Luan e outro Alfa veterano do time de rúgbi da escola pararam perto dos armários de metal azuis. Quando Dante passou a um metro de distância deles, o jogador de rúgbi travou o passo de golpe, as narinas inflando sutilmente enquanto farejava o ar do corredor com as sobrancelhas franzidas em confusão.
— Cara... Você está sentindo isso aqui? — o Alfa do rúgbi cochichou alto para Luan, os olhos correndo pela multidão de uniformes, intrigados. — Tem um cheiro doce cruzando o corredor... Meio cítrico, forte. Estranho para caralho para uma sala cheia de marmanjo.
Dante acelerou o passo, o coração batendo contra as costelas como um animal selvagem encurralado em uma armadilha de caça.
O pânico biológico atingiu seu ápice dentro de seu peito; a febre estava rompendo suas defesas, e a fragrância nova e proibida começava a vazar pelos poros de sua pele suada de forma perceptível para os outros predadores do colégio.
O corredor começou a girar mais rápido diante de seus olhos escuros, as paredes e as portas das salas se misturando em um borrão cinzento e claustrofóbico.
A sensação de sufocamento aumentou até arrancar um som sibilante de sua garganta.
O ar sumiu de seus pulmões de vez, e a base de sua nuca queimou com uma força tão brutal que sua visão falhou por completo, escurecendo as bordas do cenário e apagando as luzes do teto.
Os joelhos de Dante cederam sob o peso de seu próprio corpo. Seus pés desequilibraram-se no piso liso, e sua silhueta pendeu para o lado esquerdo, caindo sem amparo no meio do fluxo pesado de alunos que se deslocavam.
Antes que suas calças sociais atingissem o chão de mármore frio do Instituto Santa Cruz, um movimento rápido, ríspido e preciso cortou a multidão de estudantes como um raio.
Uma mão grande, de dedos longos, firmes e frios, agarrou o cotovelo de Dante com uma força incontestável, suspendendo todo o peso de seu corpo antes que o impacto contra o chão acontecesse.
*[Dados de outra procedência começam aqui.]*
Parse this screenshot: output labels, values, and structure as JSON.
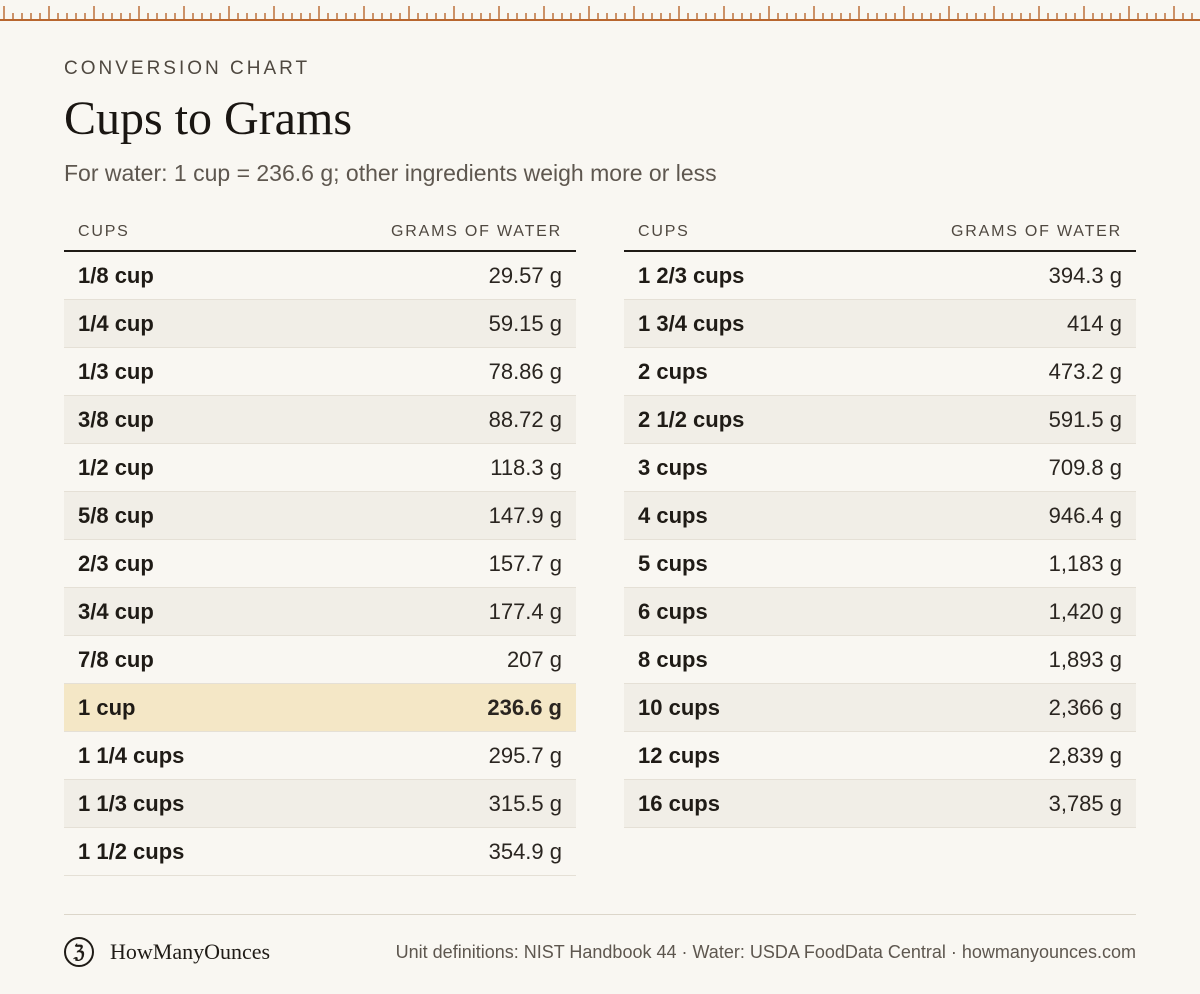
{
  "colors": {
    "background": "#f9f7f2",
    "ruler": "#b8662e",
    "highlight_row": "#f4e7c6",
    "alt_row": "#f1eee7",
    "text": "#1f1b16"
  },
  "header": {
    "eyebrow": "CONVERSION CHART",
    "title": "Cups to Grams",
    "subtitle": "For water: 1 cup = 236.6 g; other ingredients weigh more or less"
  },
  "table": {
    "col_cups": "CUPS",
    "col_grams": "GRAMS OF WATER",
    "highlighted": "1 cup",
    "left_rows": [
      {
        "cups": "1/8 cup",
        "grams": "29.57 g"
      },
      {
        "cups": "1/4 cup",
        "grams": "59.15 g"
      },
      {
        "cups": "1/3 cup",
        "grams": "78.86 g"
      },
      {
        "cups": "3/8 cup",
        "grams": "88.72 g"
      },
      {
        "cups": "1/2 cup",
        "grams": "118.3 g"
      },
      {
        "cups": "5/8 cup",
        "grams": "147.9 g"
      },
      {
        "cups": "2/3 cup",
        "grams": "157.7 g"
      },
      {
        "cups": "3/4 cup",
        "grams": "177.4 g"
      },
      {
        "cups": "7/8 cup",
        "grams": "207 g"
      },
      {
        "cups": "1 cup",
        "grams": "236.6 g"
      },
      {
        "cups": "1 1/4 cups",
        "grams": "295.7 g"
      },
      {
        "cups": "1 1/3 cups",
        "grams": "315.5 g"
      },
      {
        "cups": "1 1/2 cups",
        "grams": "354.9 g"
      }
    ],
    "right_rows": [
      {
        "cups": "1 2/3 cups",
        "grams": "394.3 g"
      },
      {
        "cups": "1 3/4 cups",
        "grams": "414 g"
      },
      {
        "cups": "2 cups",
        "grams": "473.2 g"
      },
      {
        "cups": "2 1/2 cups",
        "grams": "591.5 g"
      },
      {
        "cups": "3 cups",
        "grams": "709.8 g"
      },
      {
        "cups": "4 cups",
        "grams": "946.4 g"
      },
      {
        "cups": "5 cups",
        "grams": "1,183 g"
      },
      {
        "cups": "6 cups",
        "grams": "1,420 g"
      },
      {
        "cups": "8 cups",
        "grams": "1,893 g"
      },
      {
        "cups": "10 cups",
        "grams": "2,366 g"
      },
      {
        "cups": "12 cups",
        "grams": "2,839 g"
      },
      {
        "cups": "16 cups",
        "grams": "3,785 g"
      }
    ]
  },
  "footer": {
    "logo_glyph": "ℨ",
    "logo_icon": "measuring-cup-logo-icon",
    "brand": "HowManyOunces",
    "credits": "Unit definitions: NIST Handbook 44 · Water: USDA FoodData Central · howmanyounces.com"
  }
}
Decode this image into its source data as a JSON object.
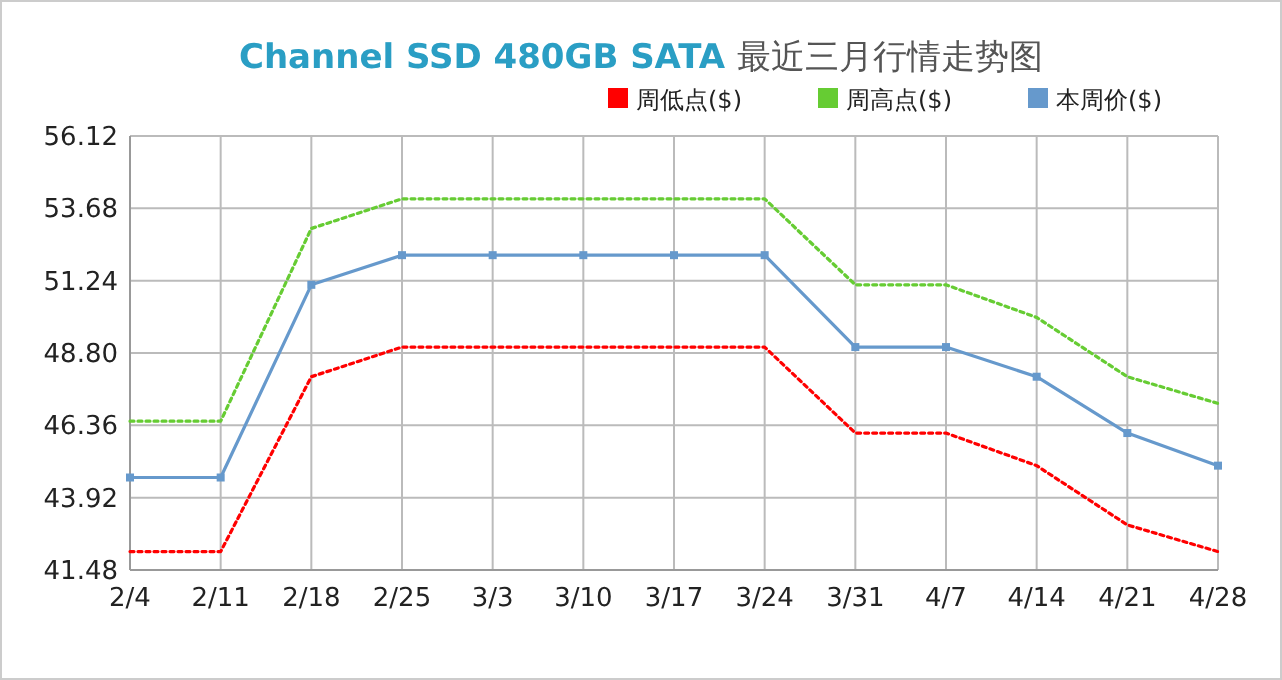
{
  "chart_data": {
    "type": "line",
    "title": "Channel SSD 480GB SATA 最近三月行情走势图",
    "categories": [
      "2/4",
      "2/11",
      "2/18",
      "2/25",
      "3/3",
      "3/10",
      "3/17",
      "3/24",
      "3/31",
      "4/7",
      "4/14",
      "4/21",
      "4/28"
    ],
    "series": [
      {
        "name": "周低点($)",
        "color": "#ff0000",
        "line_style": "dotted",
        "marker": "none",
        "values": [
          42.1,
          42.1,
          48.0,
          49.0,
          49.0,
          49.0,
          49.0,
          49.0,
          46.1,
          46.1,
          45.0,
          43.0,
          42.1
        ]
      },
      {
        "name": "周高点($)",
        "color": "#66cc33",
        "line_style": "dotted",
        "marker": "none",
        "values": [
          46.5,
          46.5,
          53.0,
          54.0,
          54.0,
          54.0,
          54.0,
          54.0,
          51.1,
          51.1,
          50.0,
          48.0,
          47.1
        ]
      },
      {
        "name": "本周价($)",
        "color": "#6699cc",
        "line_style": "solid",
        "marker": "square",
        "values": [
          44.6,
          44.6,
          51.1,
          52.1,
          52.1,
          52.1,
          52.1,
          52.1,
          49.0,
          49.0,
          48.0,
          46.1,
          45.0
        ]
      }
    ],
    "ylim": [
      41.48,
      56.12
    ],
    "yticks": [
      {
        "value": 41.48,
        "label": "41.48"
      },
      {
        "value": 43.92,
        "label": "43.92"
      },
      {
        "value": 46.36,
        "label": "46.36"
      },
      {
        "value": 48.8,
        "label": "48.80"
      },
      {
        "value": 51.24,
        "label": "51.24"
      },
      {
        "value": 53.68,
        "label": "53.68"
      },
      {
        "value": 56.12,
        "label": "56.12"
      }
    ],
    "grid": true,
    "legend": "top right"
  }
}
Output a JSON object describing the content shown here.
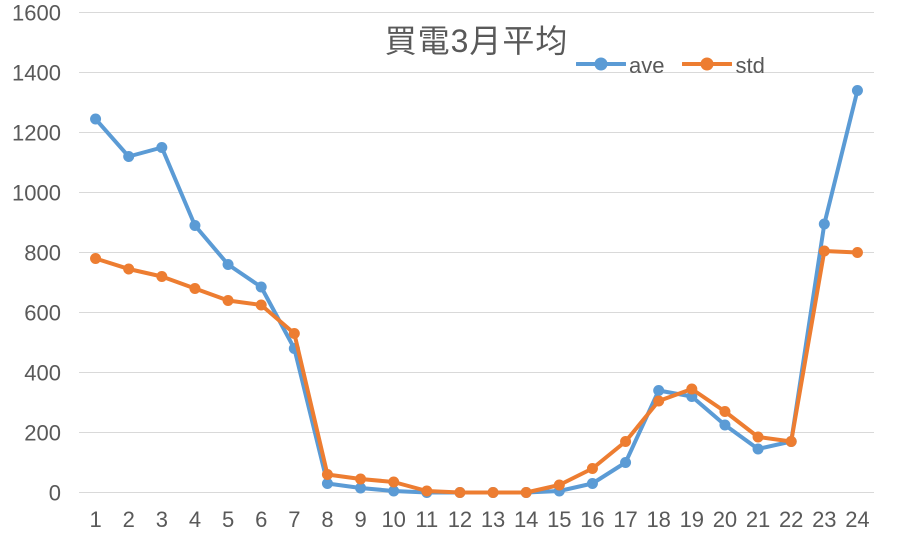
{
  "chart_data": {
    "type": "line",
    "title": "買電3月平均",
    "xlabel": "",
    "ylabel": "",
    "categories": [
      "1",
      "2",
      "3",
      "4",
      "5",
      "6",
      "7",
      "8",
      "9",
      "10",
      "11",
      "12",
      "13",
      "14",
      "15",
      "16",
      "17",
      "18",
      "19",
      "20",
      "21",
      "22",
      "23",
      "24"
    ],
    "series": [
      {
        "name": "ave",
        "color": "#5B9BD5",
        "values": [
          1245,
          1120,
          1150,
          890,
          760,
          685,
          480,
          30,
          15,
          5,
          0,
          0,
          0,
          0,
          5,
          30,
          100,
          340,
          320,
          225,
          145,
          170,
          895,
          1340
        ]
      },
      {
        "name": "std",
        "color": "#ED7D31",
        "values": [
          780,
          745,
          720,
          680,
          640,
          625,
          530,
          60,
          45,
          35,
          5,
          0,
          0,
          0,
          25,
          80,
          170,
          305,
          345,
          270,
          185,
          170,
          805,
          800
        ]
      }
    ],
    "y_axis": {
      "min": 0,
      "max": 1600,
      "step": 200,
      "ticks": [
        0,
        200,
        400,
        600,
        800,
        1000,
        1200,
        1400,
        1600
      ]
    },
    "grid": true,
    "legend_position": "top-right",
    "style": {
      "gridline_color": "#D9D9D9",
      "axis_text_color": "#595959",
      "background_color": "#FFFFFF",
      "line_width": 4,
      "marker_radius": 5.5
    }
  }
}
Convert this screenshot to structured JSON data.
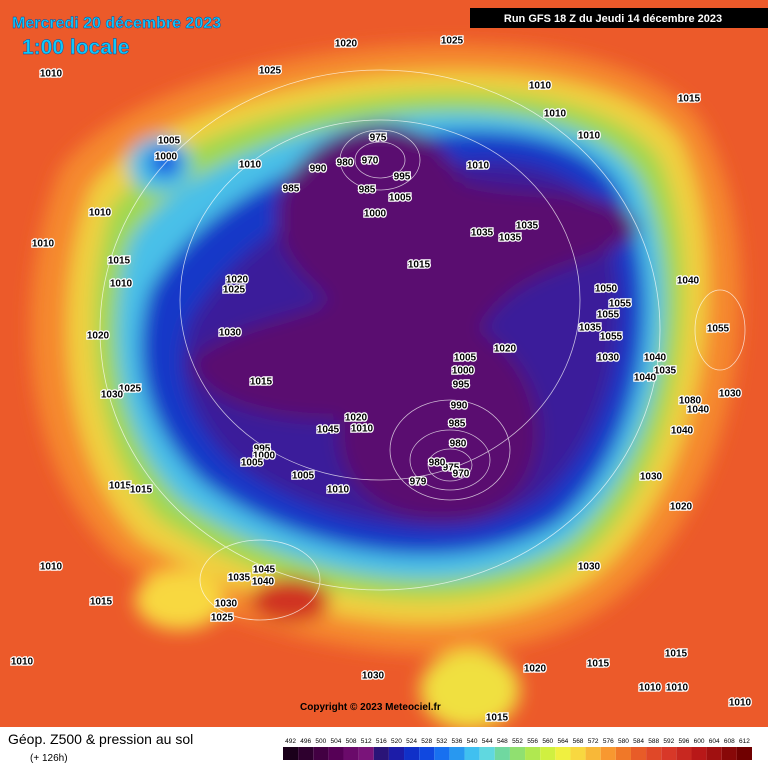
{
  "header": {
    "date": "Mercredi 20 décembre 2023",
    "time": "1:00 locale",
    "run": "Run GFS 18 Z du Jeudi 14 décembre 2023"
  },
  "map": {
    "isobars": [
      1020,
      1025,
      1010,
      1025,
      1010,
      1015,
      1010,
      1010,
      1005,
      1000,
      975,
      1010,
      980,
      970,
      990,
      995,
      1010,
      985,
      985,
      1005,
      1000,
      1010,
      1035,
      1035,
      1035,
      1010,
      1015,
      1015,
      1020,
      1025,
      1010,
      1040,
      1050,
      1055,
      1055,
      1030,
      1020,
      1035,
      1055,
      1055,
      1020,
      1005,
      1000,
      1030,
      1040,
      1035,
      1040,
      995,
      1015,
      1025,
      1030,
      1080,
      1040,
      1030,
      990,
      1020,
      1045,
      1010,
      985,
      1040,
      980,
      995,
      1000,
      1005,
      975,
      980,
      970,
      1005,
      979,
      1030,
      1015,
      1015,
      1010,
      1020,
      1030,
      1010,
      1045,
      1035,
      1040,
      1015,
      1030,
      1025,
      1010,
      1015,
      1020,
      1015,
      1030,
      1010,
      1010,
      1015,
      1010
    ],
    "copyright": "Copyright © 2023 Meteociel.fr"
  },
  "legend": {
    "title": "Géop. Z500 & pression au sol",
    "lead": "(+ 126h)",
    "scale": [
      492,
      496,
      500,
      504,
      508,
      512,
      516,
      520,
      524,
      528,
      532,
      536,
      540,
      544,
      548,
      552,
      556,
      560,
      564,
      568,
      572,
      576,
      580,
      584,
      588,
      592,
      596,
      600,
      604,
      608,
      612
    ],
    "colors": [
      "#1a001a",
      "#2e002e",
      "#420042",
      "#560056",
      "#6a0a6a",
      "#7a147a",
      "#2a1478",
      "#1c1ca8",
      "#1030c8",
      "#1048e0",
      "#1870f0",
      "#2898f0",
      "#40c0f0",
      "#60d8e0",
      "#70d8a0",
      "#90e070",
      "#b0e850",
      "#d0f040",
      "#f0f040",
      "#f8d840",
      "#f8b838",
      "#f89830",
      "#f07828",
      "#e85c28",
      "#e04828",
      "#d83828",
      "#c82820",
      "#b81818",
      "#a01010",
      "#880808",
      "#700000"
    ]
  }
}
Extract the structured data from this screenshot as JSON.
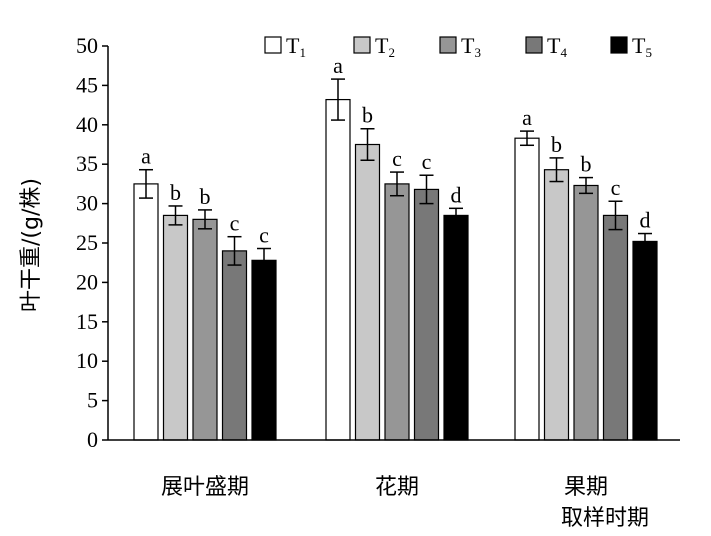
{
  "chart_data": {
    "type": "bar",
    "title": "",
    "ylabel": "叶干重/(g/株)",
    "xlabel": "取样时期",
    "ylim": [
      0,
      50
    ],
    "yticks": [
      0,
      5,
      10,
      15,
      20,
      25,
      30,
      35,
      40,
      45,
      50
    ],
    "categories": [
      "展叶盛期",
      "花期",
      "果期"
    ],
    "legend_position": "top-right",
    "grid": false,
    "series": [
      {
        "name": "T1",
        "legend_base": "T",
        "legend_sub": "1",
        "color": "#ffffff",
        "values": [
          32.5,
          43.2,
          38.3
        ],
        "errors": [
          1.8,
          2.6,
          0.9
        ],
        "labels": [
          "a",
          "a",
          "a"
        ]
      },
      {
        "name": "T2",
        "legend_base": "T",
        "legend_sub": "2",
        "color": "#c8c8c8",
        "values": [
          28.5,
          37.5,
          34.3
        ],
        "errors": [
          1.2,
          2.0,
          1.5
        ],
        "labels": [
          "b",
          "b",
          "b"
        ]
      },
      {
        "name": "T3",
        "legend_base": "T",
        "legend_sub": "3",
        "color": "#969696",
        "values": [
          28.0,
          32.5,
          32.3
        ],
        "errors": [
          1.2,
          1.5,
          1.0
        ],
        "labels": [
          "b",
          "c",
          "b"
        ]
      },
      {
        "name": "T4",
        "legend_base": "T",
        "legend_sub": "4",
        "color": "#787878",
        "values": [
          24.0,
          31.8,
          28.5
        ],
        "errors": [
          1.8,
          1.8,
          1.8
        ],
        "labels": [
          "c",
          "c",
          "c"
        ]
      },
      {
        "name": "T5",
        "legend_base": "T",
        "legend_sub": "5",
        "color": "#000000",
        "values": [
          22.8,
          28.5,
          25.2
        ],
        "errors": [
          1.5,
          0.9,
          1.0
        ],
        "labels": [
          "c",
          "d",
          "d"
        ]
      }
    ]
  }
}
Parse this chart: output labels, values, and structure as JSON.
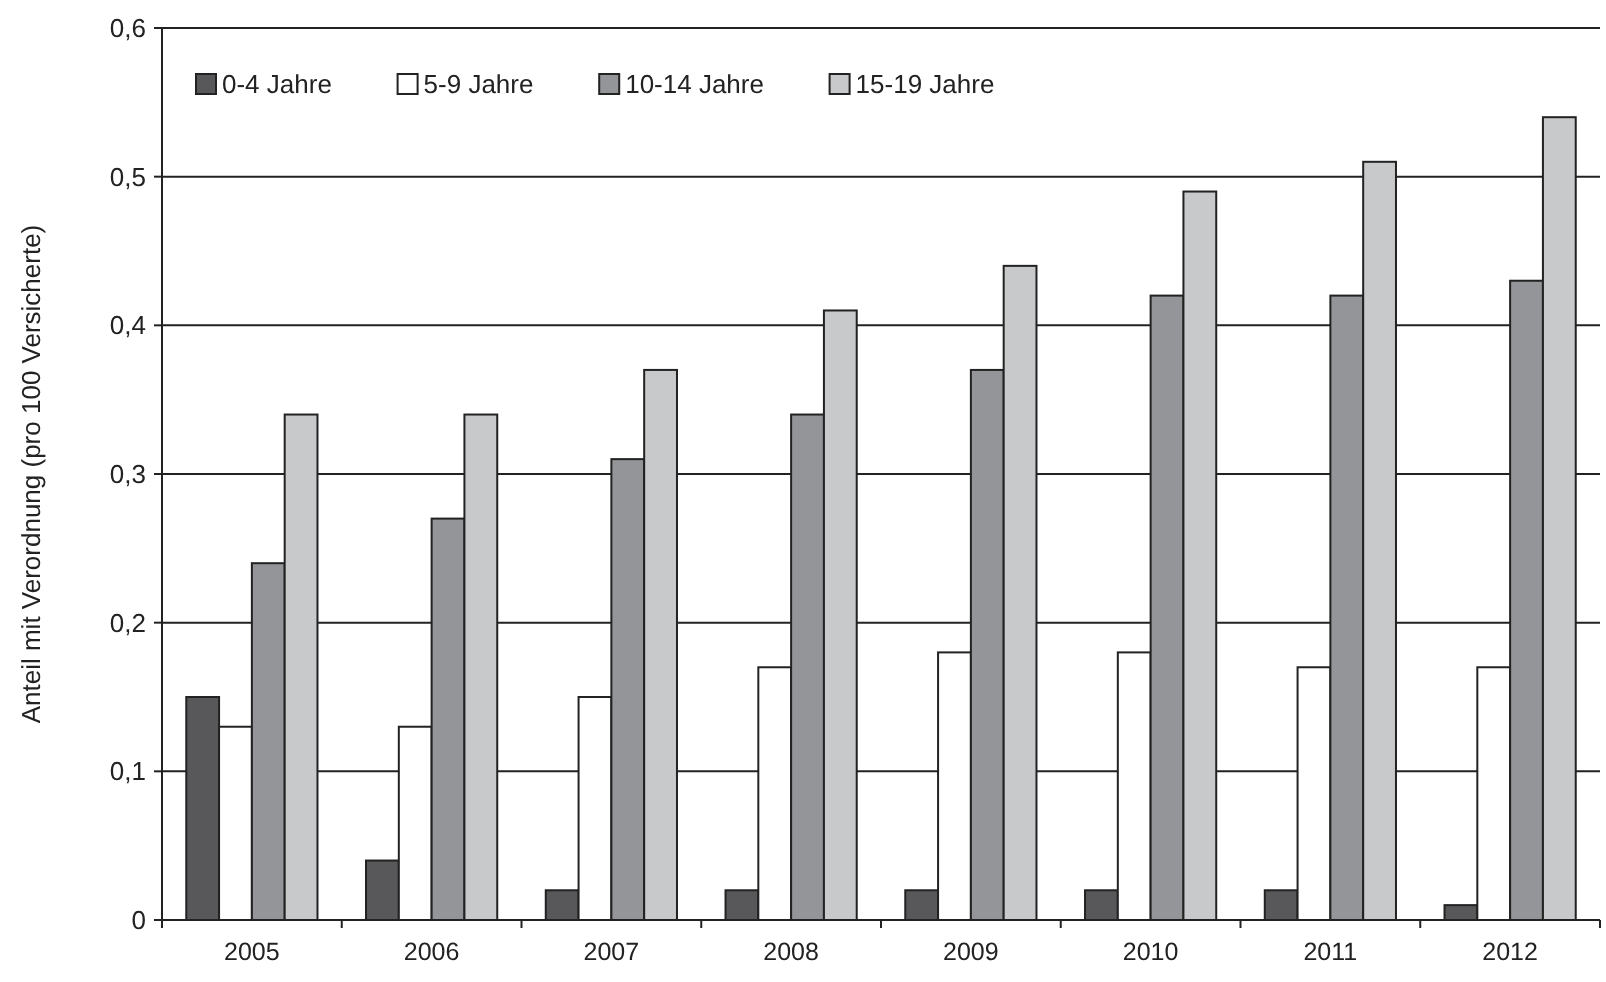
{
  "chart_data": {
    "type": "bar",
    "ylabel": "Anteil mit Verordnung (pro 100 Versicherte)",
    "categories": [
      "2005",
      "2006",
      "2007",
      "2008",
      "2009",
      "2010",
      "2011",
      "2012"
    ],
    "series": [
      {
        "name": "0-4 Jahre",
        "color": "#58585a",
        "values": [
          0.15,
          0.04,
          0.02,
          0.02,
          0.02,
          0.02,
          0.02,
          0.01
        ]
      },
      {
        "name": "5-9 Jahre",
        "color": "#ffffff",
        "values": [
          0.13,
          0.13,
          0.15,
          0.17,
          0.18,
          0.18,
          0.17,
          0.17
        ]
      },
      {
        "name": "10-14 Jahre",
        "color": "#949598",
        "values": [
          0.24,
          0.27,
          0.31,
          0.34,
          0.37,
          0.42,
          0.42,
          0.43
        ]
      },
      {
        "name": "15-19 Jahre",
        "color": "#c8c9cb",
        "values": [
          0.34,
          0.34,
          0.37,
          0.41,
          0.44,
          0.49,
          0.51,
          0.54
        ]
      }
    ],
    "ylim": [
      0,
      0.6
    ],
    "yticks": [
      0,
      {
        "value": 0.1,
        "label": "0,1"
      },
      {
        "value": 0.2,
        "label": "0,2"
      },
      {
        "value": 0.3,
        "label": "0,3"
      },
      {
        "value": 0.4,
        "label": "0,4"
      },
      {
        "value": 0.5,
        "label": "0,5"
      },
      {
        "value": 0.6,
        "label": "0,6"
      }
    ],
    "grid": "y",
    "legend": "top left"
  }
}
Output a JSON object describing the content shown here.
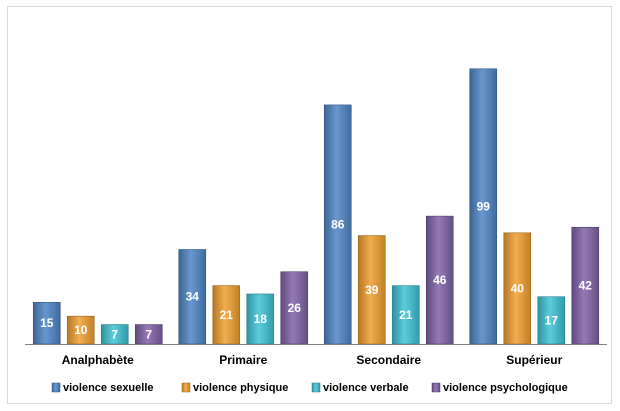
{
  "chart_data": {
    "type": "bar",
    "categories": [
      "Analphabète",
      "Primaire",
      "Secondaire",
      "Supérieur"
    ],
    "series": [
      {
        "name": "violence sexuelle",
        "values": [
          15,
          34,
          86,
          99
        ],
        "color": "#4f86c6"
      },
      {
        "name": "violence physique",
        "values": [
          10,
          21,
          39,
          40
        ],
        "color": "#f0a030"
      },
      {
        "name": "violence verbale",
        "values": [
          7,
          18,
          21,
          17
        ],
        "color": "#3fc3d5"
      },
      {
        "name": "violence psychologique",
        "values": [
          7,
          26,
          46,
          42
        ],
        "color": "#8063a8"
      }
    ],
    "title": "",
    "xlabel": "",
    "ylabel": "",
    "ylim": [
      0,
      100
    ],
    "grid": false,
    "legend": "bottom",
    "data_labels": true
  }
}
Dante forçou as pálpebras pesadas a se abrirem uma última fração, focando o brilho da armação dourada dos óculos que surgiu bem acima de seu rosto.
Bernardo Imperial o segurava firme contra o próprio peito largo, os braços compridos envolvendo os ombros do menor enquanto seus olhos cor de âmbar faiscavam uma advertência perigosa e territorial para os Alfas que assistiam à cena ao redor.